Tiada disangka, tiada diduga. Tiba-tiba kerusuhan meledak di dua daerah di Provinsi Sumatera Utara pada Jumat, 29 Juli 2016. Tepatnya di Kabupaten Karo dan Kota Tanjungbalai.
Di Karo, kerusuhan terjadi sebagai buntut polemik penentuan lahan relokasi tahap kedua bagi pengungsi erupsi Gunung Sinabung.
Diawali dengan pembongkaran pagar di Desa Lingga, Kecamatan Simpang Empat, warga menyampaikan protes keras.
Mulai dari pembakara pos polisi dan alat berat yang ada di lokasi, hingga unjuk rasa dan pelemparan Mapolres Karo dengan batu yang melibatkan ratusan warga pada Jumat malam.
Ujungnya, satu orang tewas yang diduga akibat terkena tembakan tanpa diketahui pelaku yang menembaknya. Polisi mengaku hanya mengeluarkan tembakan peringatan dan gas air mata untuk membubarkan warga.
Pada saat yang hampir bersamaan, kerusuhan juga terjadi di Tanjungbalai.
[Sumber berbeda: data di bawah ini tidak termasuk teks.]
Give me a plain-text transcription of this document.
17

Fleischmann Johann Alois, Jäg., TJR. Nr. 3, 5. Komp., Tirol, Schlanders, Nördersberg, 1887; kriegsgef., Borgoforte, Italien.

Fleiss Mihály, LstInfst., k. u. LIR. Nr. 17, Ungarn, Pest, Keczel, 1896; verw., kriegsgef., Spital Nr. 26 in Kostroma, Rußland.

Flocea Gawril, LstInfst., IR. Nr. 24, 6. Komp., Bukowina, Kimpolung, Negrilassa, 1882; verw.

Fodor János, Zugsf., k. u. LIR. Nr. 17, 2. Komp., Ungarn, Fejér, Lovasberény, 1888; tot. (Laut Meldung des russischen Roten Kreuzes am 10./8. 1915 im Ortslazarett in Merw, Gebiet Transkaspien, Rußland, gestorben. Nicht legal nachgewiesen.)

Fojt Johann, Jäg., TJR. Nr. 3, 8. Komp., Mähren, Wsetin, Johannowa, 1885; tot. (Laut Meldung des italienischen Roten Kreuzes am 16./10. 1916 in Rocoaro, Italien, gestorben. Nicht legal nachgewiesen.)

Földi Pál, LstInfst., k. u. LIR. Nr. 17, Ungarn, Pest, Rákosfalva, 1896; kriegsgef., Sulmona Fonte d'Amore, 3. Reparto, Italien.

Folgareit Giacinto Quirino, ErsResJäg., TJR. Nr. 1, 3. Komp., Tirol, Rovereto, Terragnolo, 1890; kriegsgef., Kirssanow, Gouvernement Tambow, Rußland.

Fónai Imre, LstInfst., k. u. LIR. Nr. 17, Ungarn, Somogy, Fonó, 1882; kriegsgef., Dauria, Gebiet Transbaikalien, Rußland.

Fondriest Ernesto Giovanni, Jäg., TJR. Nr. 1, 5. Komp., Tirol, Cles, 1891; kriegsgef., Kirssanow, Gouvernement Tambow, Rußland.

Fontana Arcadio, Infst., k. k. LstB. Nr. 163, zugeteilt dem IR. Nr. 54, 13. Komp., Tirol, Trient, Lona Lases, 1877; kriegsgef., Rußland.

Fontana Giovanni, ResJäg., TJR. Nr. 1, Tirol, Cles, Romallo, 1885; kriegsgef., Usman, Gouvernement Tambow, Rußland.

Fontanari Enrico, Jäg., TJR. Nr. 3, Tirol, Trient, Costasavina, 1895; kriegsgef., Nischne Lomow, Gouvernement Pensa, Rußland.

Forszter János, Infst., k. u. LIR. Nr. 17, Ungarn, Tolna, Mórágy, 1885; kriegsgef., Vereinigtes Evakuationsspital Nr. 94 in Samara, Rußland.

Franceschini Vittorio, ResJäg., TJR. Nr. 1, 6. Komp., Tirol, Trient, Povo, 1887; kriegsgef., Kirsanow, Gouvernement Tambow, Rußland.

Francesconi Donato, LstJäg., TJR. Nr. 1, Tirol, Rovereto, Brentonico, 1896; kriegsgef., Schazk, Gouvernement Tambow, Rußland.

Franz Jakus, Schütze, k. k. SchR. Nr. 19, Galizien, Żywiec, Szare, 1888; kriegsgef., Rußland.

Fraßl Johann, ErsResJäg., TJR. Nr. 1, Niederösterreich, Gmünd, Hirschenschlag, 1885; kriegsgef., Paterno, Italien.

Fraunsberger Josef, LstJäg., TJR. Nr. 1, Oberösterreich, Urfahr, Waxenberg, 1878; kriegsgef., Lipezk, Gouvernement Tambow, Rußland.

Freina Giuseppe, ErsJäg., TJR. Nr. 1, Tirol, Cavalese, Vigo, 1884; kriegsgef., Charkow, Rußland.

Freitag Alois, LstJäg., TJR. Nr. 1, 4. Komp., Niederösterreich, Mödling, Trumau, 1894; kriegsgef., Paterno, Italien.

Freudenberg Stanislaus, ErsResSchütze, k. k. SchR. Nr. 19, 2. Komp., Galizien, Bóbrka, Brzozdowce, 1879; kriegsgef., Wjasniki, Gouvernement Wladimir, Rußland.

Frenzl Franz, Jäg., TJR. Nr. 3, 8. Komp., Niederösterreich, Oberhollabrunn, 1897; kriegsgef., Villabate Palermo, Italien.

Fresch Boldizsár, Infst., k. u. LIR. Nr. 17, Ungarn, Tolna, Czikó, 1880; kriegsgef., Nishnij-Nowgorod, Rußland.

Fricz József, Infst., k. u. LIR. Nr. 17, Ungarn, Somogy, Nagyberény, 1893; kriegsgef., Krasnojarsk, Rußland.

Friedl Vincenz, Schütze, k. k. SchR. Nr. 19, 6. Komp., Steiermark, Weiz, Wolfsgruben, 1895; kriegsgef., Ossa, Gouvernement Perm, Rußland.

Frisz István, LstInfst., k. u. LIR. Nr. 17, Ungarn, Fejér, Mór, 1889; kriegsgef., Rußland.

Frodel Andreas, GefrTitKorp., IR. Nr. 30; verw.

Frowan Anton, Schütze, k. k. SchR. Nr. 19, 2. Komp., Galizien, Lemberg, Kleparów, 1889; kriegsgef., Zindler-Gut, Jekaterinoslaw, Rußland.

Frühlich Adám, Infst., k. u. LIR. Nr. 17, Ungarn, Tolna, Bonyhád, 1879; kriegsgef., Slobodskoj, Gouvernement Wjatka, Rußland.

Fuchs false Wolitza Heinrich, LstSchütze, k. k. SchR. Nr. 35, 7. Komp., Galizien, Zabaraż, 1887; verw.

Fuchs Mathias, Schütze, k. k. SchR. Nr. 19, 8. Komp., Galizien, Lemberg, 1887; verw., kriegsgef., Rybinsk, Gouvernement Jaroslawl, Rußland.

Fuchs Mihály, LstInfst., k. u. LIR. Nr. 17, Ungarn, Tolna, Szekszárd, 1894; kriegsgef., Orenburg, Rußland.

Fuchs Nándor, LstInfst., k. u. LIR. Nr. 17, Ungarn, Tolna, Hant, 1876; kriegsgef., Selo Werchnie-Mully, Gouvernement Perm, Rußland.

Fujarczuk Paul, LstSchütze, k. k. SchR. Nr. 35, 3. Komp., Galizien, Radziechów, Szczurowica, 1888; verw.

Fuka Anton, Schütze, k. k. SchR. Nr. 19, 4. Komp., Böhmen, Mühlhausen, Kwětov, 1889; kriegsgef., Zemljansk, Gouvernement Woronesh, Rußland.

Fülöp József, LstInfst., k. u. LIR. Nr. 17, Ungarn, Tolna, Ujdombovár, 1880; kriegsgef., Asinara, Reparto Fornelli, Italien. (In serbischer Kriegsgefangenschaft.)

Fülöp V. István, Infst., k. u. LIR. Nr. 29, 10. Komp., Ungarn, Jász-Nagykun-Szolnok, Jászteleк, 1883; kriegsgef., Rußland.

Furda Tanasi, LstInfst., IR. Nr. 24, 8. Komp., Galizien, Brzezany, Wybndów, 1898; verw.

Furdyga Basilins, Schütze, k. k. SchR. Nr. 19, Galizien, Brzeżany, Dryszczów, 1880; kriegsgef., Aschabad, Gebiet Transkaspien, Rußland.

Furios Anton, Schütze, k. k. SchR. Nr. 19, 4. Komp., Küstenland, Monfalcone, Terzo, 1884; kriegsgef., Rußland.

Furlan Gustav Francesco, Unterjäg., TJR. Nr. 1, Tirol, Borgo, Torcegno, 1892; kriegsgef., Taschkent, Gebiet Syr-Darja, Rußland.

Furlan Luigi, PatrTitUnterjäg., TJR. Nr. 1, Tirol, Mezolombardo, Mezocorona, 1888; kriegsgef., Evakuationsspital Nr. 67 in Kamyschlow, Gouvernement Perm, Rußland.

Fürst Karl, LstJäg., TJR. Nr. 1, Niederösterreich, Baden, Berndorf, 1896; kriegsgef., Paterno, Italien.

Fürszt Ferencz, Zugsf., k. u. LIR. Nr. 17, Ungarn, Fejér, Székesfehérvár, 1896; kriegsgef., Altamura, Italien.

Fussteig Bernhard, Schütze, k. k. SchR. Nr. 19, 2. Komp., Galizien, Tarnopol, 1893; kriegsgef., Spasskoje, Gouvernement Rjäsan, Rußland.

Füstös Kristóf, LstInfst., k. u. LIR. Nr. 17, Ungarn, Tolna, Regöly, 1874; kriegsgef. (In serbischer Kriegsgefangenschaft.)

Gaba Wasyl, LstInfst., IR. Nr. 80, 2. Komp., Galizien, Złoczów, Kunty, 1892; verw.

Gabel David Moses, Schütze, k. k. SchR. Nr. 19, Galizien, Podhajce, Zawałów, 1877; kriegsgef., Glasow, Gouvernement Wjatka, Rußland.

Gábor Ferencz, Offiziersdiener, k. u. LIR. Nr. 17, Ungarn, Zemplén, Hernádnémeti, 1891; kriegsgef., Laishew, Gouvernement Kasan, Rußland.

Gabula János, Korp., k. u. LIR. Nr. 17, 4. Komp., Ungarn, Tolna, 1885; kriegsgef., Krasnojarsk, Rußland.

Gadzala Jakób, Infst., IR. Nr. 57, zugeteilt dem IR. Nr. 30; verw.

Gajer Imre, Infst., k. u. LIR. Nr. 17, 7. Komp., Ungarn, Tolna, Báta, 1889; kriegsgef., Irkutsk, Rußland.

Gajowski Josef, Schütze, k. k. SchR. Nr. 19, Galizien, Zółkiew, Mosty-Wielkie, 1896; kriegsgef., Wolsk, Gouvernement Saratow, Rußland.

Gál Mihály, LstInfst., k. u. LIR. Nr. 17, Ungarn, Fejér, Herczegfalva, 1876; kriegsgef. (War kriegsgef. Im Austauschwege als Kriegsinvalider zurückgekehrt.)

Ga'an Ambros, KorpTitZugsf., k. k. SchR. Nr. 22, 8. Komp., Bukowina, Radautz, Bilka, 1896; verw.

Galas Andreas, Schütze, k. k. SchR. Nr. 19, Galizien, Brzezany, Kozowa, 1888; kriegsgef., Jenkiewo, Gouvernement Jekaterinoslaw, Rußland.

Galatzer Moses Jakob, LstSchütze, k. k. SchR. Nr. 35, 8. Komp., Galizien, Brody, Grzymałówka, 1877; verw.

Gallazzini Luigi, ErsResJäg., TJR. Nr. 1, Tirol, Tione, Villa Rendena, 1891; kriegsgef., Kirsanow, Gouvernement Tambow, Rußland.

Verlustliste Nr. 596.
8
Nuansanya berbau SARA. Masalahnya berawal ketika seorang etnis protes dengan suara azan di salah satu masjid.
Tanpa disangka, peristiwa itu terpublikasi melalui media sosial dan dengan cepat direspon warga yang tersulut emosi.
Dari pendataan pihak kepolisian, terdapat sekitar sembilan rumah ibadah milik umat Budha yang rusak akibat amukan massa.
Lucu sekaligus memprihatinkan, ada juga tujuh warga yang diamankan pihak kepolisian karena berupaya "menangguk di air keruh" dengan melakukan penjarahan ketika kerusuhan terjadi.
Kondisi yang lebih menarik, kerusuhan yang melanda dua daerah itu justru terjadi ketika Wapres RI Jusuf Kalla sedang berada di Sumut dalam rangka kunjungan kerja.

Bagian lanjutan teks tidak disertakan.